Life is pretty amazing. It may be hard to put into words, but I will try. Qualifying for Boston had become the “thing,” the focus. Twelve years of trial and effort to get to this moment, and then putting ALL of those years of set backs, misses, training, life, and emotions into about twenty seconds of pure euphoria. The twenty seconds was worth the twelve years. In that moment, I realized it was never about the race itself. It was about never giving up. It was about the people and the moments along the journey. It was about the struggle and it was about faith.
6. What advice do you have for people about setting big goals and developing plans to achieve those goals?
Write down your goal on a calendar- even if it’s a year or two away. Find weekly wins. Find what works for you. The mind is an amazingly powerful tool- use it! Understand that your goal might not be easy, but thinking negatively never helps. Smile more. It’s infectious and will help your attitude in both life and training. (see our blog on turning your goals into a process for additional information)
7. Is there anything else you would like to tell us about your story?

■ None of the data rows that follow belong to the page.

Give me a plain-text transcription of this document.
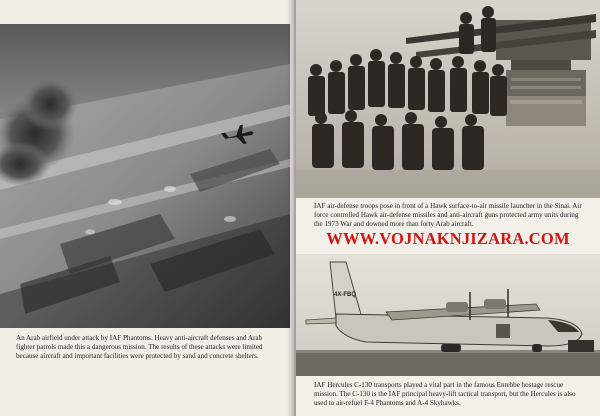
An Arab airfield under attack by IAF Phantoms. Heavy anti-aircraft defenses and Arab fighter patrols made this a dangerous mission. The results of these attacks were limited because aircraft and important facilities were protected by sand and concrete shelters.
IAF air-defense troops pose in front of a Hawk surface-to-air missile launcher in the Sinai. Air force controlled Hawk air-defense missiles and anti-aircraft guns protected army units during the 1973 War and downed more than forty Arab aircraft.
WWW.VOJNAKNJIZARA.COM
4X-FBQ
IAF Hercules C-130 transports played a vital part in the famous Entebbe hostage rescue mission. The C-130 is the IAF principal heavy-lift tactical transport, but the Hercules is also used to air-refuel F-4 Phantoms and A-4 Skyhawks.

I ask people to run with me regularly. Sometimes we run and sometimes we walk. When I run with people who are faster than me, it helps me grow. When I invest in people who are slower than me, it inspires me and grounds me. I encourage you to do both! Investing in achieving goals, and then meeting them, is thrilling. Investing in people and seeing them achieve goals is life changing.

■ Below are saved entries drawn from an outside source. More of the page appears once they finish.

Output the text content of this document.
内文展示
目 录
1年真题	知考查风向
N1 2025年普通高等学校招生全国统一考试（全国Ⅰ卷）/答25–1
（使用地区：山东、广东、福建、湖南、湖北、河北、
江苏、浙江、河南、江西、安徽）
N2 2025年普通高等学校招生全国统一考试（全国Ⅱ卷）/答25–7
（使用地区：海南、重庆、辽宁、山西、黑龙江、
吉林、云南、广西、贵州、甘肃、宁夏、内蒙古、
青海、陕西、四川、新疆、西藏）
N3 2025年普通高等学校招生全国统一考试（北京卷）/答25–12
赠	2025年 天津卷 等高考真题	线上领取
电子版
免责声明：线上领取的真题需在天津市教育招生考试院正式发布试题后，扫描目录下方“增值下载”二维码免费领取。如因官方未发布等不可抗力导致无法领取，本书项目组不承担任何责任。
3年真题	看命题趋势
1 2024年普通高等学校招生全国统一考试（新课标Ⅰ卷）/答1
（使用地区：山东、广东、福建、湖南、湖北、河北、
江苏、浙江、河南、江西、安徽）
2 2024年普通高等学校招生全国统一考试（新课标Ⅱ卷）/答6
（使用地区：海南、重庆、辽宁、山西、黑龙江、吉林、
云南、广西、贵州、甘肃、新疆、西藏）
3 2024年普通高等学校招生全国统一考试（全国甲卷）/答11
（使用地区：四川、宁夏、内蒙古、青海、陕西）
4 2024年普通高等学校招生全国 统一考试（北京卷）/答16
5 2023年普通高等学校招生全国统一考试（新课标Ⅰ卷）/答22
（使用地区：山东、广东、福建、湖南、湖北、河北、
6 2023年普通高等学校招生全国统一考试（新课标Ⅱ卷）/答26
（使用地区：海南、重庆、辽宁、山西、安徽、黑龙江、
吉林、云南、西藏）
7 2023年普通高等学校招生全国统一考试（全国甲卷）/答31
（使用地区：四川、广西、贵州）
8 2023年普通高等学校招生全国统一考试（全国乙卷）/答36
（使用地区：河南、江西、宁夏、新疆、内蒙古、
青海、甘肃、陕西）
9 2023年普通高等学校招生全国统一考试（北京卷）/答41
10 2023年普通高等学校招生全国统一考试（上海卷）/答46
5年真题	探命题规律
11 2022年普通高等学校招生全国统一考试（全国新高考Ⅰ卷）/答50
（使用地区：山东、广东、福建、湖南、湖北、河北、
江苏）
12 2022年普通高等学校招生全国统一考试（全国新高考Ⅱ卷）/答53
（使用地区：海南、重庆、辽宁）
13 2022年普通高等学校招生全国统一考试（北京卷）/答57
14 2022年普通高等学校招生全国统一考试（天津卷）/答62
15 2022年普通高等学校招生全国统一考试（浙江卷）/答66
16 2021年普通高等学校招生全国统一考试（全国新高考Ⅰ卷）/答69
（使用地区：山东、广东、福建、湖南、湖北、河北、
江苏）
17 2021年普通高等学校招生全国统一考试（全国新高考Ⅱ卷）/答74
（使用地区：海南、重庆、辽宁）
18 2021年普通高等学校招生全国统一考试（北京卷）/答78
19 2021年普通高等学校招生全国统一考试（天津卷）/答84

I could not do any of this with out support. My wife is a saint to put up with me. The ailments, the highs, the lows. What should I do? What should I not do? She is awesome for listening & supporting these crazy journeys & is always there with me in spirit through it all. She helps me see the importance of being there for others. She appreciates me for being me & supports me in putting forth effort, no matter what it is.
Thank you, Bryan, for sharing your story of grit and perseverance with us. We can’t wait to watch you succeed at the Boston Marathon in April.